**Example 1:** Find the orthogonal trajectories of the family of curves y=k/x. Use a graphing device to draw several members of each family on a common screen.

**Hint:** Differentiate xy=k and get xdy+ydx=0. Therefore the orthogonal trajectories satisfy xdy - ydx=0.

**Example 2:** We formulate a model for learning in the form of the differential equation dP / dt =k(M-P), where P(t) measures the performance of someone learning a skill after a training time t, M is the maximum level of performance, and k is a positive constant. Solve this differential equation to find an expression for P(t). What’s the limit of this expression?

**Hint:** Use separation of variables and get dP / M-P = kdt.

**Example 3:** A model for the concentration C=C(t) of the glucose solution in the bloodstream is dC / dt = r-kC, where k is a positive constant. **(a)** Suppose that the concentration at t=0 is C_0. Determine the concentration at any time t by solving the differential equation. **(b)** Assuming that C_0 < r/k, find \lim_{t\to\infty} C(t) and interpret your answer.

**Hint: (a)** Use separation of variables and get dC / r-kC = dt. **(b)** In the long run, C(t) tends to r/k.

**Example 4:** One model for the spread of a rumor is that the rate of spread is proportional to the product of the fraction y of the population who have heard the rumor and the fraction who have not heard the rumor. **(a)** Write a differential equation that is satisfied by y. **(b)** Solve the differential equation. (c) A small town has 1000 inhabitants. At 8 AM, 80 people have heard a rumor. By noon half the town has heard it. At what time will 90% of the population have heard the rumor?

**Hint: (a)** According to the description of the model, dy / dt = ky(1-y). **(b)** Use separation of variables and get dy/ y(1-y) = kdt. **(c)** Set 8AM as t=0. Then noon stands for t=4. Use the data and find A = 2/23, k = \frac{1}{4}\ln(23/2). Solve t for y(t) = 0.9.

**Example 5:** Let c be a positive number. A differential equation of the form dy /dt = ky^{1+c}, where k is a positive constant, is called a doomsday equation because the exponent in the expression ky^{1+c} is larger than the exponent 1 for natural growth. **(a)** Determine the solution that satisfies the initial condition y(0)=y_0. **(b)** Show that there is a time t=T (doomsday) such that \lim_{t\to T^{-}}y(t)=\infty. **(c)** An especially prolific bread of rabbits has the growth term My^{1.01}. If 2 such rabbits bread bread initially and the warren has 16 rabbits after 3 months, then when is doomsday?

**Solution:** **(a)** Use separation of variables and get dy / y^{1+c} = kdt.

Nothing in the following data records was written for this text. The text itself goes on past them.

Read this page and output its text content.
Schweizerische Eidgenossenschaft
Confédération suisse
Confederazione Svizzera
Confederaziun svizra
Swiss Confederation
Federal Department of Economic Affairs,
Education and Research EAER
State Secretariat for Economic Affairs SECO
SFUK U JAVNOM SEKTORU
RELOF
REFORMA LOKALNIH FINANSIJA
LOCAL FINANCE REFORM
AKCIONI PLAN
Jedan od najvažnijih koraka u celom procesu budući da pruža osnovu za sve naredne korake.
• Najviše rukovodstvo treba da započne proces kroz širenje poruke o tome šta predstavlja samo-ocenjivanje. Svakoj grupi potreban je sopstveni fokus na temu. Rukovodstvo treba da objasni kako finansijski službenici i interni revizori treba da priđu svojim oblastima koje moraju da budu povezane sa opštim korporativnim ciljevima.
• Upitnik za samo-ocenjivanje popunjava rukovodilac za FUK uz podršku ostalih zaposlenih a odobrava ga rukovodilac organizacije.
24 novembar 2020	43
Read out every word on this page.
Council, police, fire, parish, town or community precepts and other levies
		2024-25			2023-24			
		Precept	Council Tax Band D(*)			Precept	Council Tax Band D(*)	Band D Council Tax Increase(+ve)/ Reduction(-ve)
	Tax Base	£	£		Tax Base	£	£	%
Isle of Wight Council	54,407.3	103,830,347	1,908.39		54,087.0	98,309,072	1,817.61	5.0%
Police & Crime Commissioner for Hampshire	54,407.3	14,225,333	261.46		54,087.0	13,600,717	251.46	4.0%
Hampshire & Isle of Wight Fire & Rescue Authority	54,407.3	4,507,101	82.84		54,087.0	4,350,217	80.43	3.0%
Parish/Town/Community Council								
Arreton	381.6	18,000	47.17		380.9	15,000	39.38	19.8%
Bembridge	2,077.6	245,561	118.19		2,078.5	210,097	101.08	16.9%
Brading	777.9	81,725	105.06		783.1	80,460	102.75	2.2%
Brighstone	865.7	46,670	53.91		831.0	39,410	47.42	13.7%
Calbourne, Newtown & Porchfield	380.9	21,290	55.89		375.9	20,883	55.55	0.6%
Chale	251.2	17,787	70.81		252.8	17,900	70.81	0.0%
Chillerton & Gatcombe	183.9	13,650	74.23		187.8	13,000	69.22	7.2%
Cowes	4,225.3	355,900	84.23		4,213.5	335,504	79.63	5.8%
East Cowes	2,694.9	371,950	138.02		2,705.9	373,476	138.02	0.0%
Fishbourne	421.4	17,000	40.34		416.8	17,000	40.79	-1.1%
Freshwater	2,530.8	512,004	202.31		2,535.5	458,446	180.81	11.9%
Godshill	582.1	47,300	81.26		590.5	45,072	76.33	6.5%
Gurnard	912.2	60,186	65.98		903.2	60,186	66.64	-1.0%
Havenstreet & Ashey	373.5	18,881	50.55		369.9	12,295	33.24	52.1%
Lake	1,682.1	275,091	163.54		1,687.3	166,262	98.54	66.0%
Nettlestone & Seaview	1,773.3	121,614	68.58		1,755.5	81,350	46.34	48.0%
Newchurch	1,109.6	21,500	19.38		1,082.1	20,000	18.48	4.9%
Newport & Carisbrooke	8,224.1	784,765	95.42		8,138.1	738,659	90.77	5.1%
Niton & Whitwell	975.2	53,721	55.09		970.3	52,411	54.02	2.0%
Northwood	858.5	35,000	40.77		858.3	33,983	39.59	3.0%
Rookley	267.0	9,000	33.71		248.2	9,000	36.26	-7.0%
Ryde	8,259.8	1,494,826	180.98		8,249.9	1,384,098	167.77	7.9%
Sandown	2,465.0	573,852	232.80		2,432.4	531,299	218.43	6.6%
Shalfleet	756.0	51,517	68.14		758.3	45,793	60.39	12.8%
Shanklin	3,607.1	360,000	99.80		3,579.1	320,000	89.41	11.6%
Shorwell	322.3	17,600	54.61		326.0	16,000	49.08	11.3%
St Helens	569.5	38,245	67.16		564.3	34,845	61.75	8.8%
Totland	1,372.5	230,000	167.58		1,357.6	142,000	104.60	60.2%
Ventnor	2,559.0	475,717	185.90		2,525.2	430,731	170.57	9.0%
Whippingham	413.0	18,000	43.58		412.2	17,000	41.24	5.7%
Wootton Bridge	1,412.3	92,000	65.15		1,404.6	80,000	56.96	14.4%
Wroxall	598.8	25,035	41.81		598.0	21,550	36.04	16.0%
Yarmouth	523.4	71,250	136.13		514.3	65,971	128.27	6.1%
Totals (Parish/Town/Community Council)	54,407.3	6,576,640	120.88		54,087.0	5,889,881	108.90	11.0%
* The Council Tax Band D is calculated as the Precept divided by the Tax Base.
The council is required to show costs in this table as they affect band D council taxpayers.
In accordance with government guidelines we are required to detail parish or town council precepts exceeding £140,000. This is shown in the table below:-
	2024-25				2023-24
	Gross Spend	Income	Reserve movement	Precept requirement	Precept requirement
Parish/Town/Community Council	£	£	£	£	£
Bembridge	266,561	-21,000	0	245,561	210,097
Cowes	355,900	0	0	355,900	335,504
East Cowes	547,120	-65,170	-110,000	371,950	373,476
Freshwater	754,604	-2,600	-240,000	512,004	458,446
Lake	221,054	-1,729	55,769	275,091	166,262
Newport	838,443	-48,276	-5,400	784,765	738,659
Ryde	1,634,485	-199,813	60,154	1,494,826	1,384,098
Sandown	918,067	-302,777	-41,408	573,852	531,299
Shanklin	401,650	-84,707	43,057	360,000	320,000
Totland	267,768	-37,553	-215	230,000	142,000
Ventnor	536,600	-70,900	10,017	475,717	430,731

Integrate, use the initial value, and get y = (-ckt + y_0^{-c})^{-1/c}. **(b)** As -ckt + y_0^{-c} tends to 0^+, y(t) tends to infinity. Therefore the doomsday T = y_0^{c}/ck. **(c)** According to the data, y_0 = 2, c = 0.01 and 16 = (-0.01\cdot k\cdot 3 + 2^{-0.01})^{-1/0.01}, hence k=0.681252\ldots. The doomsday is then 145.775 months, or 12 years plus 2 months.

**Disclaimer:** The author disclaims responsibility for any adverse effects resulting, directly or indirectly, from information contained in the previous problem. In particular, when you see 16 rabbits, don’t try killing them.

**Remark:** See *A Mole of Moles* by xkcd for a hypothetical analysis of the moment before the doomsday.